Irak: Le patriarche Younan décrit des villes chrétiennes «fantômes»
Le patriarche syro-catholique Ignace Joseph III Younan s’est déclaré «horrifié» par la dévastation qu’il a observée dans les zones libérées de Daech, en Irak. Il décrit notamment des «villes fantômes» où il «ne reste pas grand-chose» des communautés chrétiennes.
Le chef de l’Eglise syro-catholique a narré, dans un courriel adressé à l’agence de presse américaine Catholic News Service (CNS), sa tournée dans les zones de la plaine de Ninive récemment reprises aux djihadistes de l’Etat islamique (EI), au nord de l’Irak. Lors de son périple, réalisé fin novembre 2016, il assure avoir été choqué par les «rues sans âme qui vive, à l’exception des militaires…la dévastation, les maisons et les églises incendiées».
Inscriptions haineuses
Près de 100’000 chrétiens, dont plus de 60’000 syro-catholiques, ont été expulsés de la plaine de Ninive par l’EI, en été 2014.
«Nous avons marché à travers les villes de Qaraqosh, de Bartella et de Karamlech, nous avons pu voir l’étendue de la dévastation. C’était comme si nous entrions dans des villes fantômes», explique le patriarche dans son message. Des graffiti haineux envers les chrétiens étaient visibles partout…sur les murs le long des rues, à l’intérieur et à l’extérieur des maisons et des églises. «Les terroristes ont pillé, endommagé ou détruit les bâtiments, note Mgr Younan. Mais nous avons aussi découvert que, par haine envers la foi chrétienne, ils ont mis le feu à la plus grande partie des bâtiments, dont les églises, les écoles, les jardins d’enfants et les hôpitaux». Il relève qu’uniquement les biens des chrétiens ont été ciblés.
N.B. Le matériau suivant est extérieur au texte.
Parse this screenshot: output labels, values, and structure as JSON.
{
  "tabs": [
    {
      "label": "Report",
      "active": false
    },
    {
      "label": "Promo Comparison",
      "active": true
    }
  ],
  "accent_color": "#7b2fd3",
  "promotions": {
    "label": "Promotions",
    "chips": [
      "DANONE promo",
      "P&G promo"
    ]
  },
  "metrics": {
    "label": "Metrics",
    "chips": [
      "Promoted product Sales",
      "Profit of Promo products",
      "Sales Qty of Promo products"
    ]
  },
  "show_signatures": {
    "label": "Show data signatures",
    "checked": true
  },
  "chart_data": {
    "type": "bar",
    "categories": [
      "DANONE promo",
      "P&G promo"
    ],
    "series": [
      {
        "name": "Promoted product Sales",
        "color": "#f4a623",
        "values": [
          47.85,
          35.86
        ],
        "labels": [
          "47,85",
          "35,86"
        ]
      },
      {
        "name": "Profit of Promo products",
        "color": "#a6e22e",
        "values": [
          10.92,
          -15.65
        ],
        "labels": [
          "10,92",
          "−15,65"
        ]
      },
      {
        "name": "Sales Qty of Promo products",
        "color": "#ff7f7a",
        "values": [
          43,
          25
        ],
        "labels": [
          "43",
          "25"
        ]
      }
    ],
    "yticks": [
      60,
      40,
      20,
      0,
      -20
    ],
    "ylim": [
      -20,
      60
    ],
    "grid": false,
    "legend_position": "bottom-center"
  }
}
Messe au milieu des cendres
A Qaraqosh, habité jadis par 50’000 chrétiens, le patriarche à célébré l’eucharistie le 28 novembre sur un autel improvisé, dans une église de l’Immaculée conception incendiée. L’édifice, qui avait 2’200 places assises avant sa profanation, a été construit dans les années 1930. Peu de personnes ont pu assister à la cérémonie. Il s’agissait surtout de membres du clergé, de quelques jeunes armés et de journalistes. Toutes les autres églises visitées par le patriarche, dont certaines datent du 4e siècle, ont subi d’importants dégâts, ou ont été détruites.
Mgr Younan souligne que les réfugiés chrétiens -pour la plupart encore au Kurdistan, où il se sont réfugiés- ont actuellement un état d’esprit ambivalent. Ils sont d’une part contents que les djihadistes aient été chassés, mais de l’autre attristés par l’état «désastreux» dans lequel les terroristes ont laissé leurs communautés. L’opinion générale prévaut, en Irak, qu’ils ne rentreront pas chez eux pour reconstruire et rester, à moins qu’une zone de sécurité pour les chrétiens ne soit garantie dans la plaine de Ninive.
A la fin de son message, Mgr Younan appelle à la création d’une province auto-administrée pour les chrétiens, dans la région. Il exhorte également les pays occidentaux à fermement condamner les régimes qui continuent de discriminer les chrétiens. (cath.ch/cns/rz)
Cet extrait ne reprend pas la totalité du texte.